Iblei storie e luoghi di un parco è il racconto di una scoperta. Quella di un territorio, vasto e ricchissimo da cui emerge, chiara e monumentale, un’identità millenaria fatta di natura e lavoro umano. Quella che adesso sembra una contesa, in passato era una relazione, basata sull’ascolto, il rispetto, la fatica nell’adeguare l’esistenza umana alle leggi della natura.
Sequenze di elementi di un Parco che già esiste, nella natura come nella civiltà che lo conserva. In fondo il ripopolamento dei fiumi e la liberazione dei rapaci sono già attività del Parco, e sembra quasi che la sua istituzione sia in ritardo o comunque fuori sync rispetto alla sua urgenza.
Quello che abbiamo notato è l’assenza di una consapevolezza più estesa, quasi che la gens iblea avesse smarrito, nei moderni confini della divisione in province o in municipi, la matrice di un’unica grande origine.
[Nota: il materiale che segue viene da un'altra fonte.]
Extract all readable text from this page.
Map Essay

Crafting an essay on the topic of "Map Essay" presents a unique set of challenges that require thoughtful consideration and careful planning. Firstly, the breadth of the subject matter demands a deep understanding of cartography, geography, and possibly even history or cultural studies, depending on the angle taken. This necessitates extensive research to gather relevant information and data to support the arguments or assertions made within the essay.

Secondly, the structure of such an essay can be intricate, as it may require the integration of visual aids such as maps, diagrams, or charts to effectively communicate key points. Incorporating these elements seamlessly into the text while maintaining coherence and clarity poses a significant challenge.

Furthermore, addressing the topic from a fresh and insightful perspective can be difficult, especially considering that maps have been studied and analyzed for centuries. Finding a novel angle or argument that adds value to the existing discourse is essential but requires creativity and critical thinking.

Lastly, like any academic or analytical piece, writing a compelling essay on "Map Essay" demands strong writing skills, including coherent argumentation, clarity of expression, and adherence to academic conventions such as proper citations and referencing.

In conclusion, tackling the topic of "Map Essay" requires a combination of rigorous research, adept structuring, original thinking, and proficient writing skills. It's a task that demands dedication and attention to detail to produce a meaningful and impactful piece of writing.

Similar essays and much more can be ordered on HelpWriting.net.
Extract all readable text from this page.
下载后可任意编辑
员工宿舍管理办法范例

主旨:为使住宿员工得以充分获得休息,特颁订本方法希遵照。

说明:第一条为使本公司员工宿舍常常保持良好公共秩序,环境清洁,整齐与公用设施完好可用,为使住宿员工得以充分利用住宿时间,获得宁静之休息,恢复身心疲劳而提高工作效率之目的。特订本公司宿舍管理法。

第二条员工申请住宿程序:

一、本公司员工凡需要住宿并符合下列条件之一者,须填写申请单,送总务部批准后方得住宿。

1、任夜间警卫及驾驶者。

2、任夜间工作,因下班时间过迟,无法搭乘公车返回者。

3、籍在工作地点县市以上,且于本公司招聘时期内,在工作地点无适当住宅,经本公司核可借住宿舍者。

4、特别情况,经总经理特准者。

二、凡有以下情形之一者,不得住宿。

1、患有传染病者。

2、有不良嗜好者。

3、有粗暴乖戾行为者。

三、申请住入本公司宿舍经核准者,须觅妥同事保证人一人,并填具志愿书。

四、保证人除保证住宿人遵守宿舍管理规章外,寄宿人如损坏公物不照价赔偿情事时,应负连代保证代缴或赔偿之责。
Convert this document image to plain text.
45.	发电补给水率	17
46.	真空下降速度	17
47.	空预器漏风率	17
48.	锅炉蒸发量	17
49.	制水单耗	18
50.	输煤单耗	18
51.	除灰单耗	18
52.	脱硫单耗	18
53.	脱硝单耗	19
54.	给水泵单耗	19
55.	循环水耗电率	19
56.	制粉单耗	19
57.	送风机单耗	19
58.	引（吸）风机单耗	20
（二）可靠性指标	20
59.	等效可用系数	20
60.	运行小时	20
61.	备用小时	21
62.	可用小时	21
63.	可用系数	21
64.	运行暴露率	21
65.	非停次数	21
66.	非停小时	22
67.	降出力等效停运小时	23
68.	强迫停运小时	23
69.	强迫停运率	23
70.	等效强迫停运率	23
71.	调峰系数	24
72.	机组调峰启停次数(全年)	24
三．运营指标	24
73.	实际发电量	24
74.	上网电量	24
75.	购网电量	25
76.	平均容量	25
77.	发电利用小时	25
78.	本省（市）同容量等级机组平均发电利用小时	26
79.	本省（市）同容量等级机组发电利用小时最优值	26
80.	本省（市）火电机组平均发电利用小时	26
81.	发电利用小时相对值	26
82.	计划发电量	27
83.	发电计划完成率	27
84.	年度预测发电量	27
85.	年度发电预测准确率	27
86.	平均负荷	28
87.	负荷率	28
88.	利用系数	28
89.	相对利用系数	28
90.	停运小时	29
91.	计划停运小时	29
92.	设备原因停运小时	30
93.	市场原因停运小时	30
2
Eppure di uomini iblei ne abbiamo incontrati tanti, contadini, apicoltori, “mastri” di muro a secco, massari, umili e orgogliosi allo stesso tempo, termometri viventi di un disagio, ora malinconico ora militante, di appartenere alla terra senza una bandiera condivisa. E in tutti la comunanza del medesimo sentire un legame con il territorio, che nel Parco troverebbe il proprio compimento. Pensiamo che di identità si possa parlare solo quando questa può essere trasmessa, narrata ad una alterità che la possa fare propria. Gli Iblei hanno tantissime storie da raccontare, e il Parco è un testo che deve essere ancora scritto.